This paper is available on arxiv under CC 4.0 license.
Authors:
(1) Evan Ning, Milton Academy & [email protected];
(2) David R. Kaeli, Department of Electrical and Computer Engineering & Northeastern University [email protected].
Our implementation of the Sieve algorithm incorporates several optimizations to improve computational efficiency, selected specifically since we are mapping this algorithm to a multithreaded environment. We also consider a set of mathematical optimizations.
Primes greater than 3 lie only in the form of 6k+1 and 6k+5, which means they are either 1 more or 5 more than a multiple of 6, as shown in Figure 2. By considering only numbers in the form 6k+1 and 6k+5, memory usage can be significantly reduced.

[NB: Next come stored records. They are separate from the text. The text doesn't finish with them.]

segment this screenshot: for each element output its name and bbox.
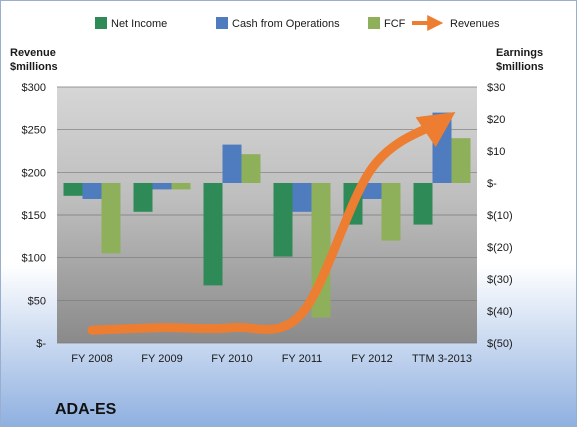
legend-label-cash-from-operations: Cash from Operations bbox=[232, 18, 340, 30]
legend: Net Income Cash from Operations FCF Reve… bbox=[95, 15, 500, 31]
left-axis-title-line2: $millions bbox=[10, 61, 58, 73]
legend-swatch-fcf bbox=[368, 17, 380, 29]
bar-net-income bbox=[413, 183, 433, 225]
right-tick-label: $(10) bbox=[487, 210, 513, 222]
right-axis-title-line2: $millions bbox=[496, 61, 544, 73]
bar-net-income bbox=[273, 183, 293, 257]
bar-cash-from-operations bbox=[292, 183, 312, 212]
right-axis-title-line1: Earnings bbox=[496, 47, 543, 59]
bar-series bbox=[63, 112, 471, 318]
bar-fcf bbox=[241, 154, 261, 183]
left-axis-title-line1: Revenue bbox=[10, 47, 56, 59]
right-tick-label: $- bbox=[487, 178, 497, 190]
line-revenues bbox=[87, 112, 456, 335]
bar-fcf bbox=[101, 183, 121, 254]
right-tick-label: $(30) bbox=[487, 274, 513, 286]
right-axis-ticks: $(50) $(40) $(30) $(20) $(10) $- $10 $20 $30 bbox=[487, 82, 513, 350]
right-tick-label: $10 bbox=[487, 146, 505, 158]
bar-net-income bbox=[203, 183, 223, 286]
category-label: FY 2010 bbox=[211, 353, 252, 365]
bar-cash-from-operations bbox=[82, 183, 102, 199]
category-label: FY 2009 bbox=[141, 353, 182, 365]
right-tick-label: $(20) bbox=[487, 242, 513, 254]
category-label: FY 2008 bbox=[71, 353, 112, 365]
right-tick-label: $(40) bbox=[487, 306, 513, 318]
legend-swatch-cash-from-operations bbox=[216, 17, 228, 29]
category-label: FY 2011 bbox=[282, 353, 323, 365]
bar-fcf bbox=[451, 138, 471, 183]
left-tick-label: $50 bbox=[28, 295, 46, 307]
bar-fcf bbox=[381, 183, 401, 241]
bar-cash-from-operations bbox=[152, 183, 172, 190]
left-tick-label: $200 bbox=[22, 167, 46, 179]
right-tick-label: $20 bbox=[487, 114, 505, 126]
bar-fcf bbox=[171, 183, 191, 190]
category-label: TTM 3-2013 bbox=[412, 353, 472, 365]
left-tick-label: $100 bbox=[22, 253, 46, 265]
ticker-label: ADA-ES bbox=[55, 401, 117, 418]
bar-net-income bbox=[133, 183, 153, 212]
right-tick-label: $(50) bbox=[487, 338, 513, 350]
legend-label-fcf: FCF bbox=[384, 18, 406, 30]
bar-net-income bbox=[63, 183, 83, 196]
legend-swatch-net-income bbox=[95, 17, 107, 29]
gridlines bbox=[57, 86, 477, 344]
legend-label-net-income: Net Income bbox=[111, 18, 167, 30]
left-tick-label: $300 bbox=[22, 82, 46, 94]
line-series bbox=[87, 112, 456, 335]
left-axis-ticks: $- $50 $100 $150 $200 $250 $300 bbox=[22, 82, 47, 350]
bar-cash-from-operations bbox=[222, 144, 242, 183]
right-tick-label: $30 bbox=[487, 82, 505, 94]
legend-label-revenues: Revenues bbox=[450, 18, 500, 30]
left-tick-label: $150 bbox=[22, 210, 46, 222]
category-label: FY 2012 bbox=[351, 353, 392, 365]
category-labels: FY 2008 FY 2009 FY 2010 FY 2011 FY 2012 TTM 3… bbox=[71, 353, 472, 365]
left-tick-label: $250 bbox=[22, 125, 46, 137]
left-tick-label: $- bbox=[36, 338, 46, 350]
bar-cash-from-operations bbox=[362, 183, 382, 199]
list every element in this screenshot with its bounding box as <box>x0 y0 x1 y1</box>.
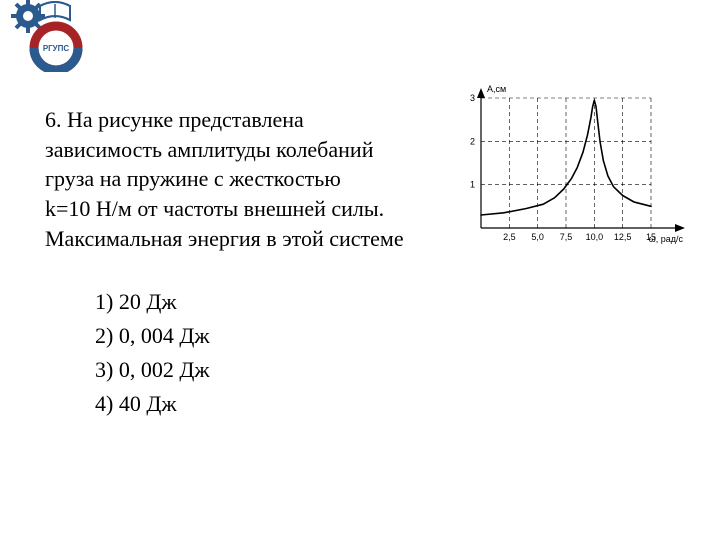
svg-text:А,см: А,см <box>487 84 506 94</box>
problem-statement: 6. На рисунке представлена зависимость а… <box>45 105 465 253</box>
svg-text:10,0: 10,0 <box>586 232 604 242</box>
svg-text:ω, рад/с: ω, рад/с <box>649 234 684 244</box>
svg-text:1: 1 <box>470 180 475 190</box>
svg-text:3: 3 <box>470 93 475 103</box>
svg-text:12,5: 12,5 <box>614 232 632 242</box>
institution-logo: РГУПС <box>10 0 100 72</box>
problem-line: Максимальная энергия в этой системе <box>45 226 404 251</box>
svg-text:7,5: 7,5 <box>560 232 573 242</box>
problem-line: груза на пружине с жесткостью <box>45 166 341 191</box>
resonance-chart: А,см2,55,07,510,012,515123ω, рад/с <box>445 80 715 270</box>
option-4: 4) 40 Дж <box>95 387 210 421</box>
logo-text: РГУПС <box>43 44 70 53</box>
option-2: 2) 0, 004 Дж <box>95 319 210 353</box>
svg-text:2,5: 2,5 <box>503 232 516 242</box>
answer-options: 1) 20 Дж 2) 0, 004 Дж 3) 0, 002 Дж 4) 40… <box>95 285 210 421</box>
problem-line: зависимость амплитуды колебаний <box>45 137 373 162</box>
page: РГУПС 6. На рисунке представлена зависим… <box>0 0 720 540</box>
problem-line: 6. На рисунке представлена <box>45 107 304 132</box>
option-3: 3) 0, 002 Дж <box>95 353 210 387</box>
option-1: 1) 20 Дж <box>95 285 210 319</box>
svg-text:5,0: 5,0 <box>531 232 544 242</box>
problem-line: k=10 Н/м от частоты внешней силы. <box>45 196 384 221</box>
svg-text:2: 2 <box>470 136 475 146</box>
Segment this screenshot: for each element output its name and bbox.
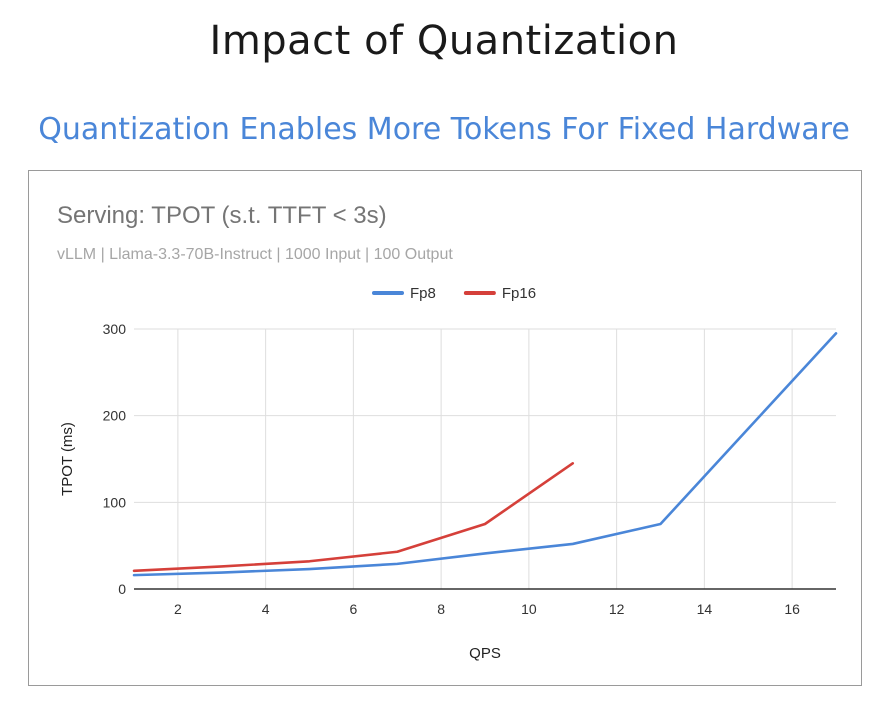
- slide-subtitle: Quantization Enables More Tokens For Fix…: [38, 112, 850, 147]
- chart-title: Serving: TPOT (s.t. TTFT < 3s): [57, 202, 387, 229]
- y-tick-label: 200: [103, 408, 127, 424]
- x-tick-label: 10: [521, 601, 537, 617]
- chart-subtitle: vLLM | Llama-3.3-70B-Instruct | 1000 Inp…: [57, 246, 453, 263]
- y-tick-label: 300: [103, 321, 127, 337]
- tick-labels: 2 4 6 8 10 12 14 16 0 100 200 300: [103, 321, 800, 617]
- x-axis-title: QPS: [469, 645, 501, 662]
- x-tick-label: 16: [784, 601, 800, 617]
- legend: Fp8 Fp16: [372, 285, 536, 302]
- x-tick-label: 12: [609, 601, 625, 617]
- series-lines: [132, 332, 838, 577]
- y-axis-title: TPOT (ms): [59, 422, 76, 496]
- x-tick-label: 6: [349, 601, 357, 617]
- chart-frame: Serving: TPOT (s.t. TTFT < 3s) vLLM | Ll…: [28, 170, 862, 686]
- y-tick-label: 0: [118, 581, 126, 597]
- legend-label-fp16: Fp16: [502, 285, 536, 302]
- y-tick-label: 100: [103, 494, 127, 510]
- slide-title: Impact of Quantization: [209, 18, 679, 64]
- series-line-fp16: [132, 462, 575, 573]
- x-tick-label: 2: [174, 601, 182, 617]
- legend-label-fp8: Fp8: [410, 285, 436, 302]
- line-chart: Serving: TPOT (s.t. TTFT < 3s) vLLM | Ll…: [57, 202, 838, 662]
- series-line-fp8: [132, 332, 838, 577]
- x-tick-label: 14: [697, 601, 713, 617]
- x-tick-label: 4: [262, 601, 270, 617]
- x-tick-label: 8: [437, 601, 445, 617]
- gridlines: [134, 328, 836, 589]
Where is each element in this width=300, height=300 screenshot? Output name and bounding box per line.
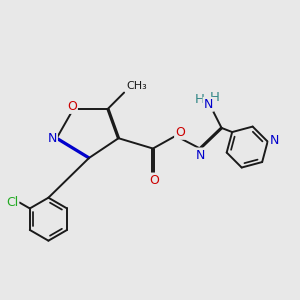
Text: H: H	[209, 91, 219, 104]
Text: O: O	[175, 126, 185, 139]
Text: H: H	[195, 93, 205, 106]
Text: N: N	[204, 98, 213, 111]
Text: N: N	[269, 134, 279, 147]
Text: CH₃: CH₃	[126, 81, 147, 91]
Text: N: N	[195, 148, 205, 161]
Text: O: O	[67, 100, 77, 113]
Text: N: N	[48, 132, 57, 145]
Text: Cl: Cl	[6, 196, 18, 209]
Text: O: O	[149, 173, 159, 187]
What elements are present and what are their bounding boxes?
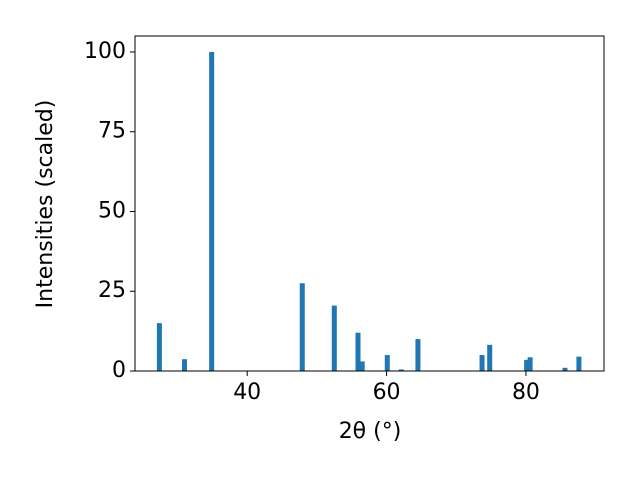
y-tick-label: 75 — [98, 119, 126, 144]
x-tick-label: 40 — [233, 380, 261, 405]
bar — [156, 323, 162, 371]
bar — [398, 369, 404, 371]
bar — [487, 344, 493, 371]
y-tick-label: 25 — [98, 278, 126, 303]
plot-frame — [134, 35, 605, 372]
bar — [384, 355, 390, 371]
y-tick-label: 0 — [112, 358, 126, 383]
bar — [359, 361, 365, 371]
bar — [209, 51, 215, 371]
x-tick-label: 80 — [512, 380, 540, 405]
bar — [524, 359, 530, 371]
bar — [562, 367, 568, 371]
x-tick-label: 60 — [373, 380, 401, 405]
bar — [527, 357, 533, 371]
bar — [355, 332, 361, 371]
y-axis-label: Intensities (scaled) — [33, 100, 58, 309]
bar — [299, 283, 305, 371]
bar — [576, 356, 582, 371]
bar — [331, 305, 337, 371]
y-tick-label: 50 — [98, 198, 126, 223]
bar — [415, 339, 421, 371]
y-tick-label: 100 — [84, 39, 126, 64]
bar — [181, 359, 187, 371]
x-axis-label: 2θ (°) — [339, 419, 402, 444]
bar — [479, 355, 485, 371]
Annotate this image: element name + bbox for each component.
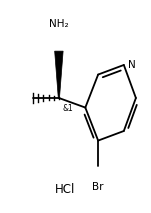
Text: HCl: HCl bbox=[55, 183, 75, 196]
Text: Br: Br bbox=[92, 182, 104, 192]
Polygon shape bbox=[55, 51, 63, 98]
Text: N: N bbox=[128, 60, 135, 70]
Text: &1: &1 bbox=[63, 104, 73, 113]
Text: NH₂: NH₂ bbox=[49, 19, 69, 29]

If we are looking for primes up to a value of n, we can divide this range into segments. For instance, if n=10,000,000 and we have 10 threads, each thread would be assigned to handle 1,000,000 numbers. The main range can be split so that each thread works on contiguous segments of numbers, reducing the complexity of merging the results.
A thread, often termed a lightweight process, represents the smallest sequence of programmed instructions that can be managed independently by a scheduler. Each thread is responsible for sieving out multiples of primes in its assigned range.
Due to memory constraints, it is not always possible to sieve very large numbers in a single thread. Utilizing consecutive chunks of memory for each thread can indeed help reduce the need for synchronization and thus can prevent memory contention. By allocating a distinct memory range for each thread, we ensure that no two threads are attempting to write to the same memory address at the same time, which is a common cause of race conditions. The segmented sieve approach sieves numbers in segments, making it memory efficient and parallel thread friendly.
An incremental formulation of the sieve generates primes indefinitely (i.e., without an upper bound) by interleaving the generation of primes where the multiples of each prime P are generated directly by counting from the square of the prime in increments of P. The generation must be initiated only when the prime's square is reached, to avoid adverse effects on efficiency.